А эти бессовестные бухарики ко всему еще не отличались аппетитом. На столе у них присутствовал скупой минимализм: банка селедки в винном соусе, черный хлеб и копченая колбаска. Моментально у Изотопа еда стала накапливаться в геометрической прогрессии, она была и в тумбочке, и под кроватью, и в холодильнике. Потом и этого оказалось недостаточно, и запасы начали перекочевывать в холодильник и тумбочки нашей палаты. Можно было спокойно открывать в гастроэнтерологии что-то типа стола заказов, столь популярных в то время.

Наступил праздник 1 Мая. И здесь у наших друзей не заладилось. Единственную бутылку водки они оприходовали еще до завтрака, а обещанную добавку по какой-то причине закадычные друзья не подвезли, более того, как выяснилось, они смотались на свои дачи, что было пределом коварства.

Тут, наконец, они вспомнили про меня.

— Леха, твою мать, ты же в этой больнице работаешь, достань нам спирта, не видишь разве — трубы горят!

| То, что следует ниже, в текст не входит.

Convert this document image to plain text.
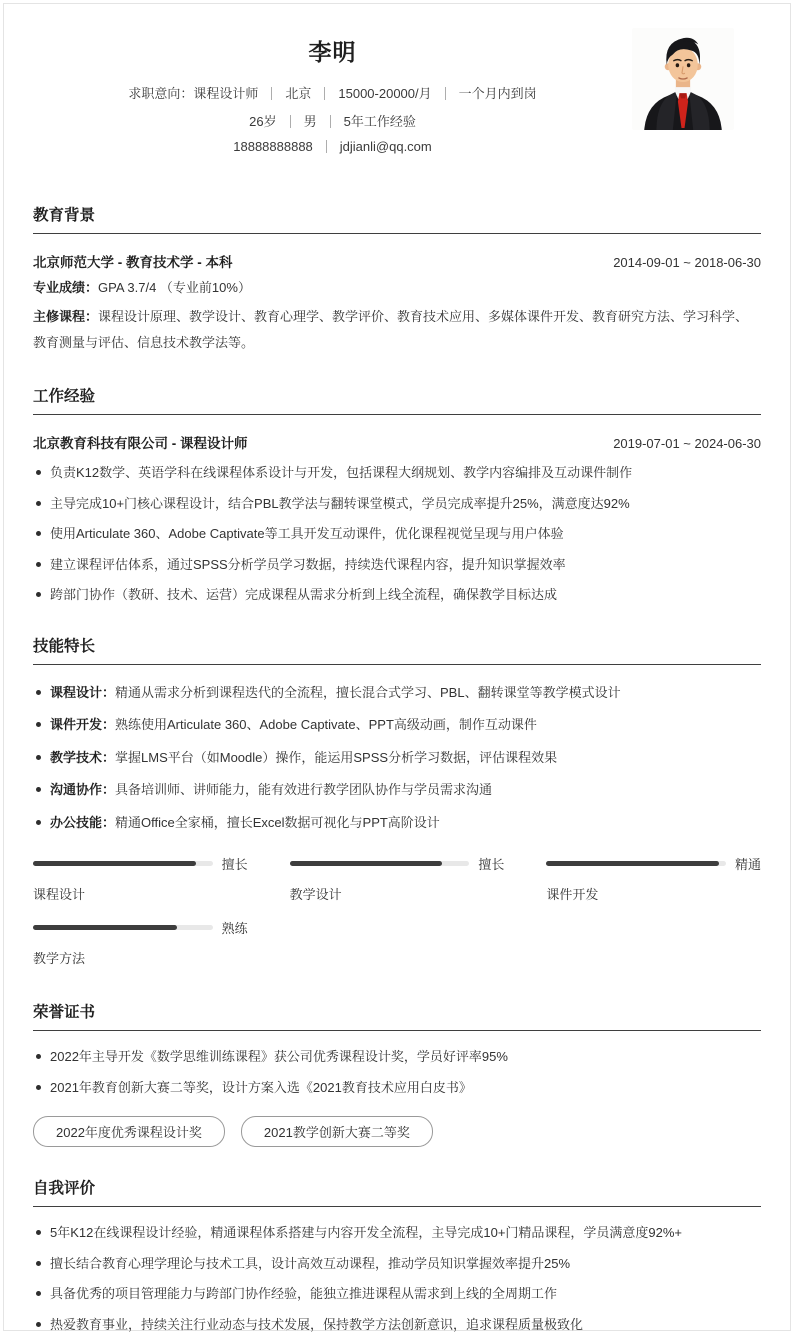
李明
求职意向：课程设计师 北京 15000-20000/月 一个月内到岗
26岁 男 5年工作经验
18888888888 jdjianli@qq.com
教育背景
北京师范大学 - 教育技术学 - 本科	2014-09-01 ~ 2018-06-30

专业成绩：GPA 3.7/4 （专业前10%）

主修课程：课程设计原理、教学设计、教育心理学、教学评价、教育技术应用、多媒体课件开发、教育研究方法、学习科学、教育测量与评估、信息技术教学法等。

工作经验
北京教育科技有限公司 - 课程设计师	2019-07-01 ~ 2024-06-30
负责K12数学、英语学科在线课程体系设计与开发，包括课程大纲规划、教学内容编排及互动课件制作
主导完成10+门核心课程设计，结合PBL教学法与翻转课堂模式，学员完成率提升25%，满意度达92%
使用Articulate 360、Adobe Captivate等工具开发互动课件，优化课程视觉呈现与用户体验
建立课程评估体系，通过SPSS分析学员学习数据，持续迭代课程内容，提升知识掌握效率
跨部门协作（教研、技术、运营）完成课程从需求分析到上线全流程，确保教学目标达成
技能特长
课程设计：精通从需求分析到课程迭代的全流程，擅长混合式学习、PBL、翻转课堂等教学模式设计
课件开发：熟练使用Articulate 360、Adobe Captivate、PPT高级动画，制作互动课件
教学技术：掌握LMS平台（如Moodle）操作，能运用SPSS分析学习数据，评估课程效果
沟通协作：具备培训师、讲师能力，能有效进行教学团队协作与学员需求沟通
办公技能：精通Office全家桶，擅长Excel数据可视化与PPT高阶设计
擅长
课程设计
擅长
教学设计
精通
课件开发
熟练
教学方法
荣誉证书
2022年主导开发《数学思维训练课程》获公司优秀课程设计奖，学员好评率95%
2021年教育创新大赛二等奖，设计方案入选《2021教育技术应用白皮书》
2022年度优秀课程设计奖	2021教学创新大赛二等奖
自我评价
5年K12在线课程设计经验，精通课程体系搭建与内容开发全流程，主导完成10+门精品课程，学员满意度92%+
擅长结合教育心理学理论与技术工具，设计高效互动课程，推动学员知识掌握效率提升25%
具备优秀的项目管理能力与跨部门协作经验，能独立推进课程从需求到上线的全周期工作
热爱教育事业，持续关注行业动态与技术发展，保持教学方法创新意识，追求课程质量极致化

На что я им сказал, насколько мог, дипломатично, мол, идите вы козе на рог, ханыги проклятые, превратили палату в притон, находиться здесь нельзя. И в реанимацию отправился. Как раз в реанимации наши медсестры стол праздничный организовали, и, как посмотрел я на это угощение, очень мне стало грустно. Несколько кусочков серой докторской колбасы, квашеная капуста, картошка да кабачковая икра.

— Девчонки, — сказал тогда я, — хотите, я вам банкет организую, даже не банкет, а гастрономическую феерию? Слейте грамм триста спирта!

Девчонки конечно согласились на феерию и слили запрашиваемое количество в банку из-под глюкозы.

Я вернулся в терапию и произнес перед своими алкоголиками короткую, но пламенную речь.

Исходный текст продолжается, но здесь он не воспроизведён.